İsa Aleyhisselam

Dönemin önde gelen, nüfuzlu ailelerinden birine mensup olan Hz. Meryem’in annesi Hanne, uzun bir süre çocuk sahibi olamamış ve yaşlanmaya başlamıştır. Buna rağmen çocuk hasretiyle yanmaktadır.
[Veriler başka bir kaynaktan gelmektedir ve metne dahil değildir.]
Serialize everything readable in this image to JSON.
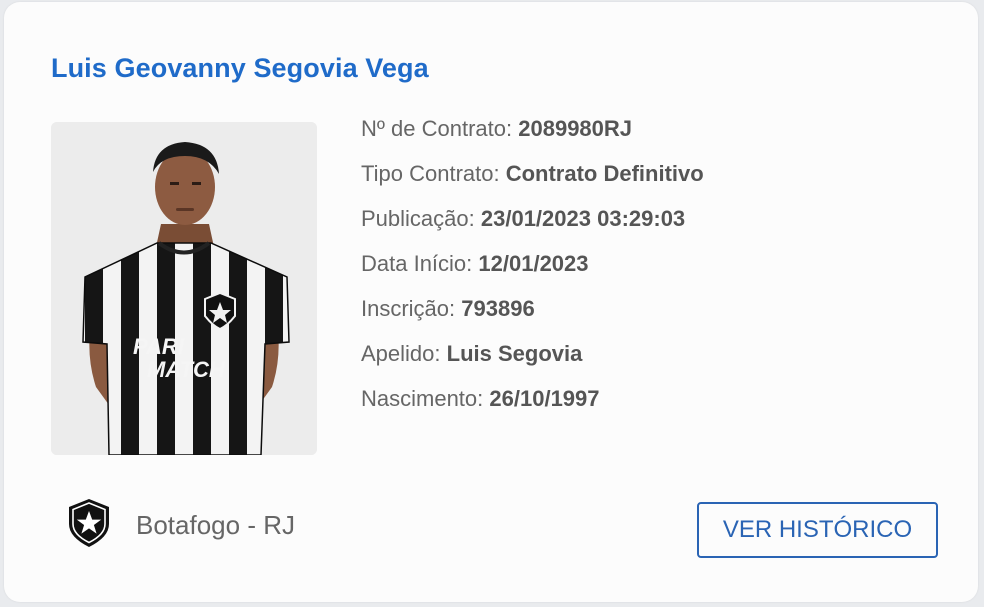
{
  "player": {
    "name": "Luis Geovanny Segovia Vega"
  },
  "photo": {
    "sponsor_line1": "PARI",
    "sponsor_line2": "MATCH"
  },
  "details": [
    {
      "label": "Nº de Contrato:",
      "value": "2089980RJ"
    },
    {
      "label": "Tipo Contrato:",
      "value": "Contrato Definitivo"
    },
    {
      "label": "Publicação:",
      "value": "23/01/2023 03:29:03"
    },
    {
      "label": "Data Início:",
      "value": "12/01/2023"
    },
    {
      "label": "Inscrição:",
      "value": "793896"
    },
    {
      "label": "Apelido:",
      "value": "Luis Segovia"
    },
    {
      "label": "Nascimento:",
      "value": "26/10/1997"
    }
  ],
  "club": {
    "name": "Botafogo - RJ",
    "icon": "botafogo-crest-icon"
  },
  "actions": {
    "history_button": "VER HISTÓRICO"
  },
  "colors": {
    "title": "#1f6bc9",
    "button": "#2a64b4",
    "text": "#666666"
  }
}
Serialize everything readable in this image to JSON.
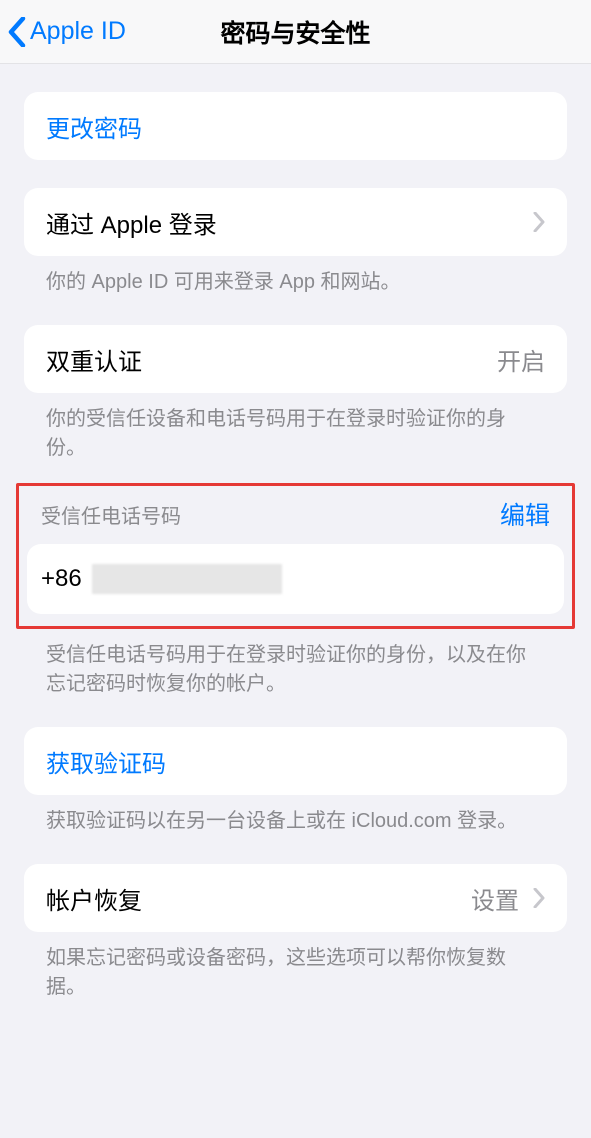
{
  "nav": {
    "back_label": "Apple ID",
    "title": "密码与安全性"
  },
  "change_password": {
    "label": "更改密码"
  },
  "signin_with_apple": {
    "label": "通过 Apple 登录",
    "footer": "你的 Apple ID 可用来登录 App 和网站。"
  },
  "two_factor": {
    "label": "双重认证",
    "status": "开启",
    "footer": "你的受信任设备和电话号码用于在登录时验证你的身份。"
  },
  "trusted_phone": {
    "header": "受信任电话号码",
    "edit": "编辑",
    "phone_prefix": "+86",
    "footer": "受信任电话号码用于在登录时验证你的身份，以及在你忘记密码时恢复你的帐户。"
  },
  "get_code": {
    "label": "获取验证码",
    "footer": "获取验证码以在另一台设备上或在 iCloud.com 登录。"
  },
  "account_recovery": {
    "label": "帐户恢复",
    "value": "设置",
    "footer": "如果忘记密码或设备密码，这些选项可以帮你恢复数据。"
  }
}
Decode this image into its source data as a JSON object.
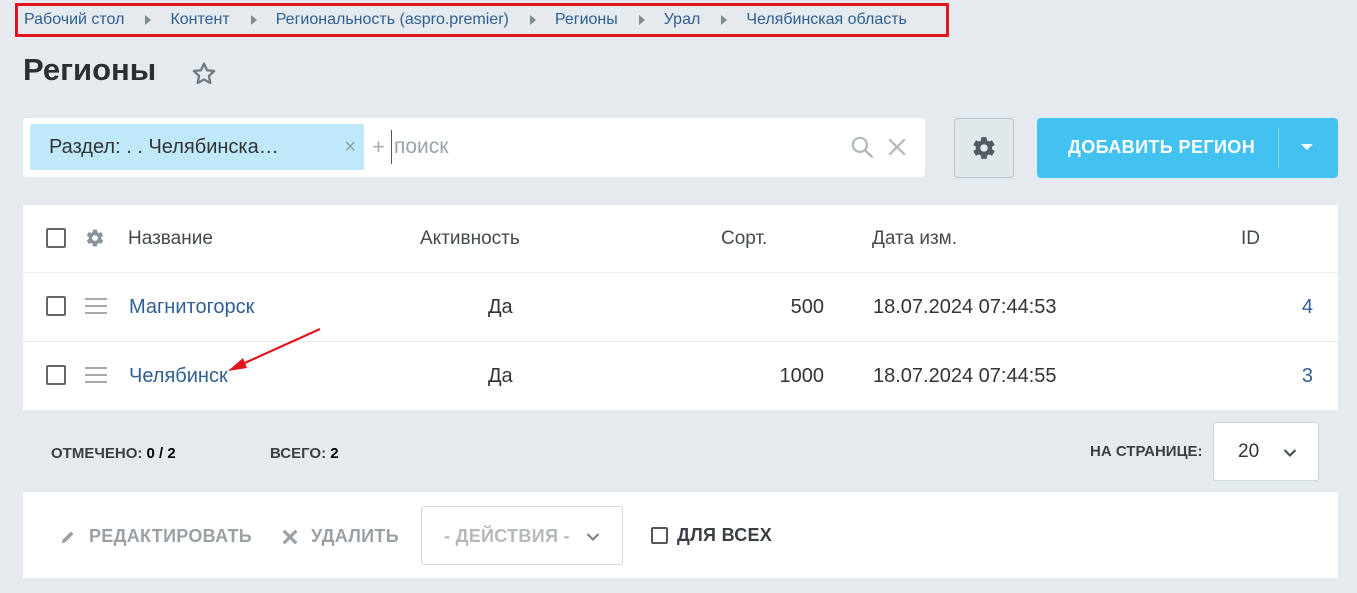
{
  "breadcrumb": [
    "Рабочий стол",
    "Контент",
    "Региональность (aspro.premier)",
    "Регионы",
    "Урал",
    "Челябинская область"
  ],
  "page": {
    "title": "Регионы"
  },
  "filter": {
    "chip_label": "Раздел: . . Челябинска…",
    "chip_close": "×",
    "plus": "+",
    "search_placeholder": "поиск"
  },
  "toolbar": {
    "add_label": "ДОБАВИТЬ РЕГИОН"
  },
  "table": {
    "headers": {
      "name": "Название",
      "active": "Активность",
      "sort": "Сорт.",
      "date": "Дата изм.",
      "id": "ID"
    },
    "rows": [
      {
        "name": "Магнитогорск",
        "active": "Да",
        "sort": "500",
        "date": "18.07.2024 07:44:53",
        "id": "4"
      },
      {
        "name": "Челябинск",
        "active": "Да",
        "sort": "1000",
        "date": "18.07.2024 07:44:55",
        "id": "3"
      }
    ]
  },
  "footer": {
    "selected_label": "ОТМЕЧЕНО:",
    "selected_value": "0 / 2",
    "total_label": "ВСЕГО:",
    "total_value": "2",
    "per_page_label": "НА СТРАНИЦЕ:",
    "per_page_value": "20"
  },
  "actions": {
    "edit": "РЕДАКТИРОВАТЬ",
    "delete": "УДАЛИТЬ",
    "select": "- ДЕЙСТВИЯ -",
    "for_all": "ДЛЯ ВСЕХ"
  },
  "colors": {
    "accent": "#41c2f0",
    "link": "#2f5f94",
    "chip": "#bfe9fb",
    "annotation": "#e3141e"
  }
}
Bu hasret ve arzuyla Cenâb-ı Hakka duâ etmiş ve samîmî duâsı kabul görünce hamile kalmıştır. Hamile kaldığını öğrendikten sonra, doğacak çocuğunu Mescid-i Aksa’nın hizmetine adamaya karar vermiştir. Hz. Meryem doğduktan sonra annesi vadini tutmuş ve kızını hizmete vakfetmiştir. Ancak o zamana kadar bu dini hizmete erkekler dışındakiler kabul edilmemiştir. Hz. Meryem’in teyzesinin kocası olan Hz. Zekeriya’nın (as) girişimleri ve koruması altında hizmete kabul edilmiştir.

Hz. Meryem, çocuk yaşta hizmete verilmiştir. Büyüdükten sonra, ev halkından ayrılarak, Mescid-i Aksa’nın doğu tarafında, insanların bulunmadığı ıssız bir yere çekilmiş ve sürekli ibadetle meşgul olmuştur. İffet sahibi, terbiyeli, örnek bir hayat yaşamıştır. Bu şekilde hayatını sürdürürken, Cebrail’i (as) insan suretinde karşısında görünce irkilmiştir. Korkusundan Allah’a sığınırken, Cebrail’den de kendisine dokunmamasını istemiştir. Cebrail, kendisine Allah tarafından tertemiz bir erkek çocuğunun ihsan edileceğini ve bu yüzden orada olduğunu söylemiştir. Meryem, şimdiye kadar hiçbir erkeğin elinin kendisine değmediğini, dolayısıyla nasıl çocuk sahibi olabileceğini sormuştur. Cebrail, zorluğun insanlar için söz konusu olduğunu, Cenâb-ı Hak katında hiçbir zorluğun bulunmadığını bildirmiştir. Aralarındaki konuşmadan sonra Hz. Meryem’e doğru nefes veren Cebrail oradan ayrılmıştır. Daha sonra, Allah’ın lütfuyle Meryem hamile kalmıştır. Böylece İslâm inancına göre, Hz. Adem (as) nasıl ki, babasız olarak yaratılmışsa, İsa Aleyhisselâm da babasız olarak yaratılmıştır.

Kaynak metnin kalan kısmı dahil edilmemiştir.